This section describes how Spark connects to Cassandra and how to execute CQL statements from Spark applications.
To connect your Spark application to Cassandra, set connection options in the
SparkConf
object. The following options are available:
Property name | Description | Default value |
---|---|---|
cassandra.connection.host | contact point to connect to the Cassandra cluster | address of the Spark master host |
cassandra.connection.rpc.port | Cassandra thrift port | 9160 |
cassandra.connection.native.port | Cassandra native port | 9042 |
cassandra.username | login name for password authentication | |
cassandra.password | password for password authentication | |
cassandra.auth.conf.factory.class | name of the class implementing AuthConfFactory providing custom authentication |
DefaultAuthConfFactory |
Example:
val conf = new SparkConf(true)
.set("cassandra.connection.host", "192.168.123.10")
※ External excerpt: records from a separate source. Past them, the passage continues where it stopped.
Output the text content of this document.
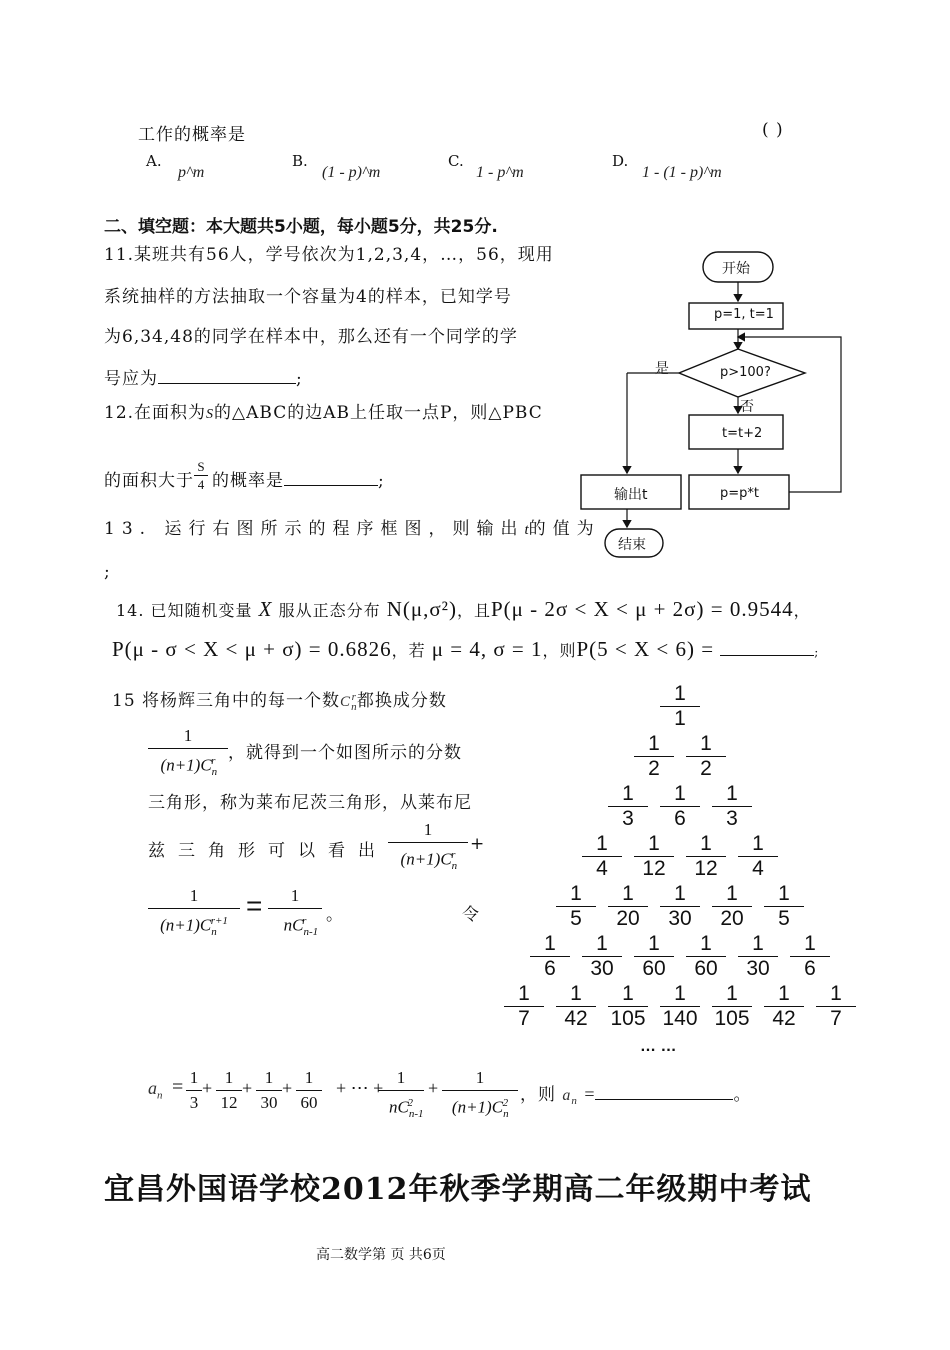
工作的概率是	( )
A.
p^m
B.
(1 - p)^m
C.
1 - p^m
D.
1 - (1 - p)^m
二、填空题：本大题共5小题，每小题5分，共25分.
11.某班共有56人，学号依次为1,2,3,4，…，56，现用
系统抽样的方法抽取一个容量为4的样本，已知学号
为6,34,48的同学在样本中，那么还有一个同学的学
号应为	;
12.在面积为S的△ABC的边AB上任取一点P，则△PBC
的面积大于 $\frac{S}{4}$ 的概率是	;
13. 运行右图所示的程序框图，则输出t的值为
;
开始
p=1, t=1
p>100?
是
否
t=t+2
p=p*t
输出t
结束
14. 已知随机变量 X 服从正态分布 N(μ,σ²)，且P(μ - 2σ < X < μ + 2σ) = 0.9544，
P(μ - σ < X < μ + σ) = 0.6826，若 μ = 4, σ = 1，则P(5 < X < 6) =	;
15 将杨辉三角中的每一个数$C_n^r$都换成分数
1
$(n+1)C_n^r$ ，就得到一个如图所示的分数
三角形，称为莱布尼茨三角形，从莱布尼
兹三角形可以看出
1
$(n+1)C_n^r$
+
1
$(n+1)C_n^{r+1}$ =	1
$nC_{n-1}^r$	。	令
$\frac{1}{1}$
$\frac{1}{2} \frac{1}{2}$
$\frac{1}{3} \frac{1}{6} \frac{1}{3}$
$\frac{1}{4} \frac{1}{12} \frac{1}{12} \frac{1}{4}$
$\frac{1}{5} \frac{1}{20} \frac{1}{30} \frac{1}{20} \frac{1}{5}$
$\frac{1}{6} \frac{1}{30} \frac{1}{60} \frac{1}{60} \frac{1}{30} \frac{1}{6}$
$\frac{1}{7} \frac{1}{42} \frac{1}{105} \frac{1}{140} \frac{1}{105} \frac{1}{42} \frac{1}{7}$
… …
$a_n = \frac{1}{3} + \frac{1}{12} + \frac{1}{30} + \frac{1}{60}$ + ⋯ +
1
$nC_{n-1}^2$
+ $\frac{1}{(n+1)C_n^2}$ ，则 $a_n$ =	。
宜昌外国语学校2012年秋季学期高二年级期中考试
高二数学第 页 共6页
.set("cassandra.username", "cassandra")
.set("cassandra.password", "cassandra")
val sc = new SparkContext("spark://192.168.123.10:7077", "test", conf)
To import Cassandra-specific functions on SparkContext
and RDD
objects, call:
import com.datastax.driver.spark._
Whenever you call a method requiring access to Cassandra, the options in the SparkConf
object will be used
to create a new connection or to borrow one already open from the global connection cache.
The initial contact node given in
cassandra.connection.host
can be any node of the cluster. The driver will fetch the cluster topology from
the contact node and will always try to connect to the closest node in the same data center. If possible,
connections are established to the same node the task is running on. Consequently, good locality of data can be achieved and the amount
of data sent across the network is minimized.
Connections are never made to data centers other than the data center of cassandra.connection.host
.
If some nodes in the local data center are down and a read or write operation fails, the operation won't be retried on nodes in
a different data center. This technique guarantees proper workload isolation so that a huge analytics job won't disturb
the realtime part of the system.
Connections are cached internally. If you call two methods needing access to the same Cassandra cluster
quickly, one after another, or in parallel from different threads, they will share the same logical connection
represented by the underlying Java Driver Cluster
object.
Eventually, when all the tasks needing Cassandra connectivity terminate,
the connection to the Cassandra cluster will be closed shortly thereafter. The period of time for keeping unused connections
open is controlled by the global cassandra.connection.keep_alive_ms
system property, which defaults to 250 ms.
If you ever need to manually connect to Cassandra in order to issue some CQL statements,
this driver offers a handy CassandraConnector
class which can be initialized from the SparkConf
object
and provides access to the Cluster
and Session
objects. CassandraConnector
instances are serializable
and therefore can be safely used in lambdas passed to Spark transformations.
Assuming an appropriately configured SparkConf
object is stored in the conf
variable, the following
code creates a keyspace and a table:
import com.datastax.driver.spark.connector.CassandraConnector
CassandraConnector(conf).withSessionDo { session =>
session.execute("CREATE KEYSPACE test2 WITH REPLICATION = {'class': 'SimpleStrategy', 'replication_factor': 1 }")
session.execute("CREATE TABLE test2.words (word text PRIMARY KEY, count int)")
}